Was there a logic to it? It felt like a horrifying, accelerated version of the erosion he saw on the city’s stonework. His body seemed to be attempting a perverse adaptation, hardening itself against a corrosive environment that no longer existed in its acute form, but whose legacy was ingrained in his very cells. The transformation wasn’t just physical. Concentration became difficult, his thoughts sometimes feeling sluggish, disjointed. Was his mind eroding along with his body? Was the Aris Thorne he knew being slowly etched away, replaced by something else, something shaped by pollution?

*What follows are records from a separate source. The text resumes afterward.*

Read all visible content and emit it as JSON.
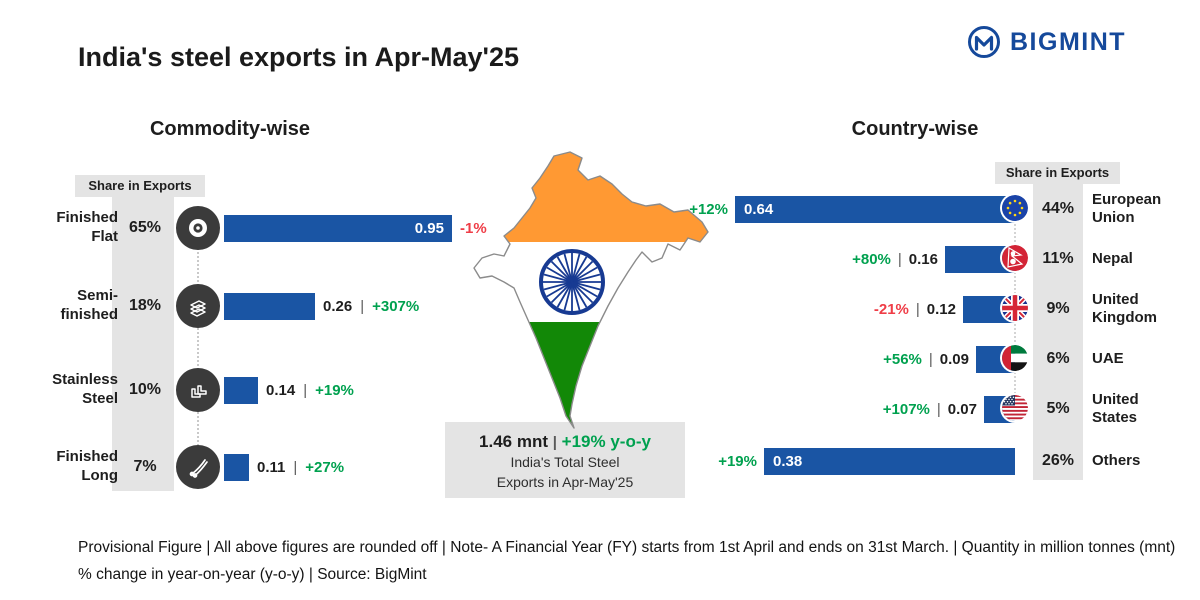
{
  "title": "India's steel exports in Apr-May'25",
  "brand": "BIGMINT",
  "colors": {
    "bar_blue": "#1a55a4",
    "positive_green": "#00a14f",
    "negative_red": "#ef3d47",
    "brand_blue": "#15499b",
    "panel_gray": "#e4e4e4",
    "icon_dark": "#3b3b3b",
    "saffron": "#ff9933",
    "india_green": "#128807",
    "chakra_blue": "#173a92"
  },
  "commodity": {
    "heading": "Commodity-wise",
    "share_header": "Share in Exports",
    "rows": [
      {
        "label": "Finished\nFlat",
        "share": "65%",
        "value": 0.95,
        "value_label": "0.95",
        "change": "-1%"
      },
      {
        "label": "Semi-\nfinished",
        "share": "18%",
        "value": 0.26,
        "value_label": "0.26",
        "sep": "|",
        "change": "+307%"
      },
      {
        "label": "Stainless\nSteel",
        "share": "10%",
        "value": 0.14,
        "value_label": "0.14",
        "sep": "|",
        "change": "+19%"
      },
      {
        "label": "Finished\nLong",
        "share": "7%",
        "value": 0.11,
        "value_label": "0.11",
        "sep": "|",
        "change": "+27%"
      }
    ]
  },
  "country": {
    "heading": "Country-wise",
    "share_header": "Share in Exports",
    "rows": [
      {
        "name": "European\nUnion",
        "share": "44%",
        "value": 0.64,
        "value_label": "0.64",
        "change": "+12%"
      },
      {
        "name": "Nepal",
        "share": "11%",
        "value": 0.16,
        "value_label": "0.16",
        "sep": "|",
        "change": "+80%"
      },
      {
        "name": "United\nKingdom",
        "share": "9%",
        "value": 0.12,
        "value_label": "0.12",
        "sep": "|",
        "change": "-21%"
      },
      {
        "name": "UAE",
        "share": "6%",
        "value": 0.09,
        "value_label": "0.09",
        "sep": "|",
        "change": "+56%"
      },
      {
        "name": "United\nStates",
        "share": "5%",
        "value": 0.07,
        "value_label": "0.07",
        "sep": "|",
        "change": "+107%"
      },
      {
        "name": "Others",
        "share": "26%",
        "value": 0.38,
        "value_label": "0.38",
        "change": "+19%"
      }
    ]
  },
  "total": {
    "value": "1.46 mnt",
    "sep": "|",
    "yoy": "+19% y-o-y",
    "line1": "India's Total Steel",
    "line2": "Exports in Apr-May'25"
  },
  "footnotes": {
    "line1": "Provisional Figure | All above figures are rounded off | Note- A Financial Year (FY) starts from 1st April and ends on 31st March. | Quantity in million tonnes (mnt)",
    "line2": "% change in year-on-year (y-o-y) | Source: BigMint"
  },
  "chart_data": [
    {
      "type": "bar",
      "title": "Commodity-wise",
      "orientation": "horizontal",
      "categories": [
        "Finished Flat",
        "Semi-finished",
        "Stainless Steel",
        "Finished Long"
      ],
      "series": [
        {
          "name": "Exports (mnt)",
          "values": [
            0.95,
            0.26,
            0.14,
            0.11
          ]
        },
        {
          "name": "Share in Exports (%)",
          "values": [
            65,
            18,
            10,
            7
          ]
        },
        {
          "name": "y-o-y change (%)",
          "values": [
            -1,
            307,
            19,
            27
          ]
        }
      ],
      "unit": "million tonnes (mnt)",
      "legend_position": "none",
      "grid": false
    },
    {
      "type": "bar",
      "title": "Country-wise",
      "orientation": "horizontal",
      "categories": [
        "European Union",
        "Nepal",
        "United Kingdom",
        "UAE",
        "United States",
        "Others"
      ],
      "series": [
        {
          "name": "Exports (mnt)",
          "values": [
            0.64,
            0.16,
            0.12,
            0.09,
            0.07,
            0.38
          ]
        },
        {
          "name": "Share in Exports (%)",
          "values": [
            44,
            11,
            9,
            6,
            5,
            26
          ]
        },
        {
          "name": "y-o-y change (%)",
          "values": [
            12,
            80,
            -21,
            56,
            107,
            19
          ]
        }
      ],
      "unit": "million tonnes (mnt)",
      "legend_position": "none",
      "grid": false
    },
    {
      "type": "table",
      "title": "India's Total Steel Exports in Apr-May'25",
      "values": {
        "total_mnt": 1.46,
        "yoy_change_pct": 19
      }
    }
  ]
}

He retreated from the world, unable to bear the stares, the pity, the fear in the eyes of others. He boarded up his windows, communicating only through email, his hands growing too stiff and misshapen to easily use a phone. He became a recluse, a prisoner in his own warping body, his house now a tomb. He spent his days documenting the changes, taking photos, writing notes, driven by a scientist’s compulsion to record even his own dissolution. He was becoming one of the hushed rumors, a local legend in the making – the mad botanist who was turning to stone.
One night, driven by pain and a desperate need for… something, he didn’t know what, he ventured out, shuffling through the darkened streets towards the river, towards the blighted areas near the old mills. In the shadows near an abandoned railway bridge, he saw movement. Another figure, hunched and asymmetrical, moving with a similar stiff, uneven gait. Their eyes met across the derelict space – eyes that were clouded, mismatched, filled with a shared understanding of pain and transformation. The figure gave a slight, jerky nod, then melted back into the shadows. Aris wasn’t alone. How many others were there, hidden in the city’s decaying corners, living embodiments of the acid rain’s slow burn, a secret community of the warped and forgotten?
He never saw the figure again. He returned to his house, the knowledge a cold comfort, or perhaps just another layer of horror. The city outside went on, debating cleanup costs, celebrating minor environmental improvements, largely oblivious to the deeper scars, the living consequences hidden in its shadows. Aris sat by his window, watching a light rain begin to fall, streaking the dirty glass like tears on pitted stone. He looked at his hand, resting on the sill – grey, hardened, joints like pebbles, barely recognizable as human. The acid rain had stopped falling decades ago, but for him, and perhaps for others hidden in the dark, the burning had never truly ended. It was just working its way out from the inside.